The Wolf of East Main Street: Same-Sex Marriage and Family and Medical Leave in Wisconsin

Last month, the Seventh Circuit upheld a district court decision in Wolf v. Walker that overturned Wisconsin’s 2006 state constitutional amendment banning same-sex marriages. Last week, the Supreme Court denied review of the case, which means the decision stands. As a result, Wisconsin now recognizes same-sex marriages.

The decision actually relates to employment law via the Family and Medical Leave Act and the Wisconsin Family and Medical Leave Act. Both laws provide unpaid leave entitlements to employees, including for an employee to care for the serious health condition of an employee’s spouse.

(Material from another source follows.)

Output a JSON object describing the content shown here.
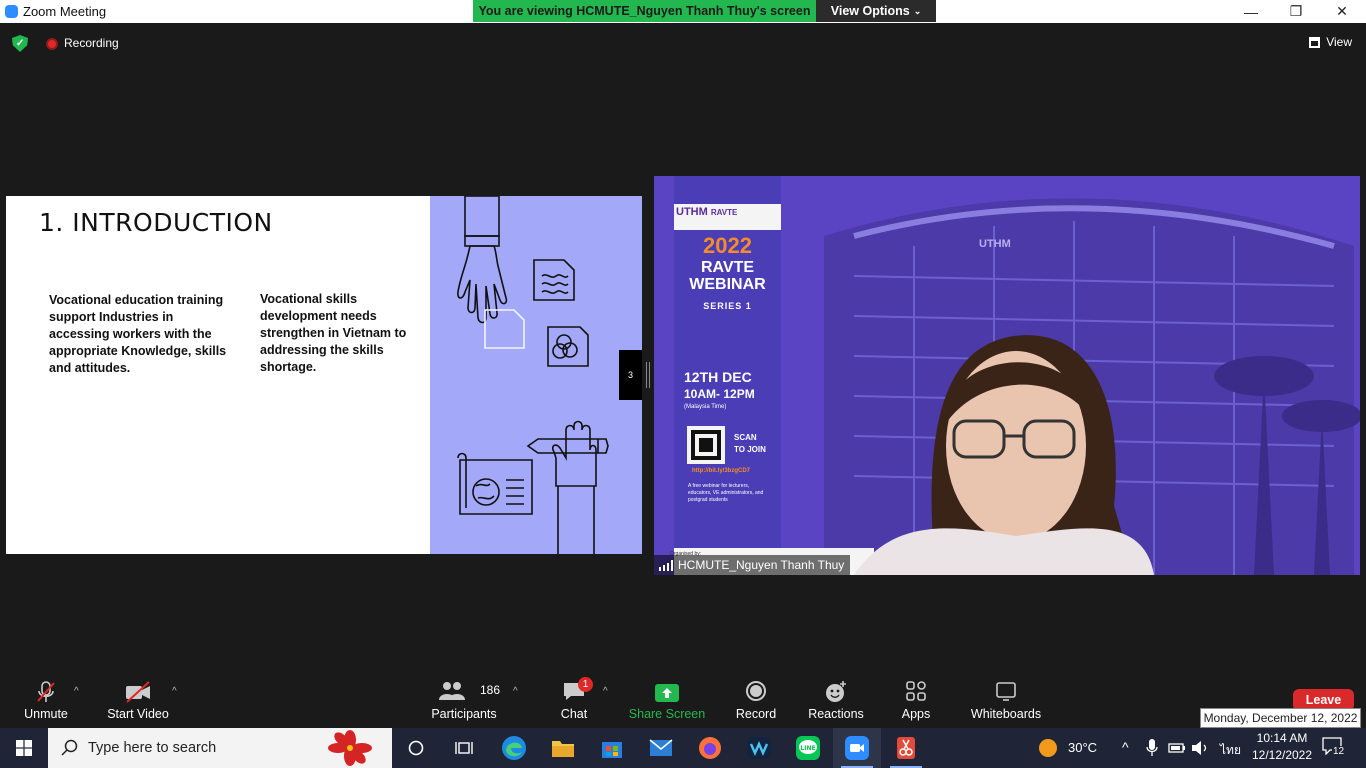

Prior to the Wolf v. Walker decision, there was confusion as to the leave rights of Wisconsin employees who obtained marriage licenses from states that recognized same-sex marriages. This was because the FMLA regulations defined spouse as “a husband or wife as defined or recognized under State law for purposes of marriage in the State where the employee resides[.]” Thus, an employee with a same-sex spouse living in Minnesota, where same-sex marriage was previously recognized, but working in Wisconsin, where it was not recognized, would arguably not qualify for FMLA benefits. This could create a significant amount of confusion for Wisconsin employers near the state border who had employees residing across state lines and a part of same-sex marriages.

Moreover, Wisconsin had a quirk in its state law in this regard as well that was clarified a few months ago. Under a 2009 law, Wisconsin recognized domestic partnerships for same-sex couples. The Wisconsin Family and Medical Leave Act extended benefits to eligible employees for care of the serious health condition of a domestic partner. Proponents of the state constitutional amendment banning same-sex marriages argued this law conflicted with the state constitution and, thus, same-sex domestic partnerships were not eligible for benefits under the WFMLA. The domestic partnership law was challenged as unconstitutional, and later upheld, in a Wisconsin Supreme Court case from earlier this year. This had meant that an employee who was in a same-sex relationship could qualify for state leave entitlements as a domestic partner but not as a spouse. Whew.

The procedural end to Wolf v. Walker clarifies that all married individuals in Wisconsin are also eligible to qualify for FMLA benefits. There are, of course, other conditions that must be met, including the number of employees employed by the employer and the duration of time the employee has worked for the employer. But this decision adds a measure of clarity for employers trying to navigate the ins and outs of family and medical leave.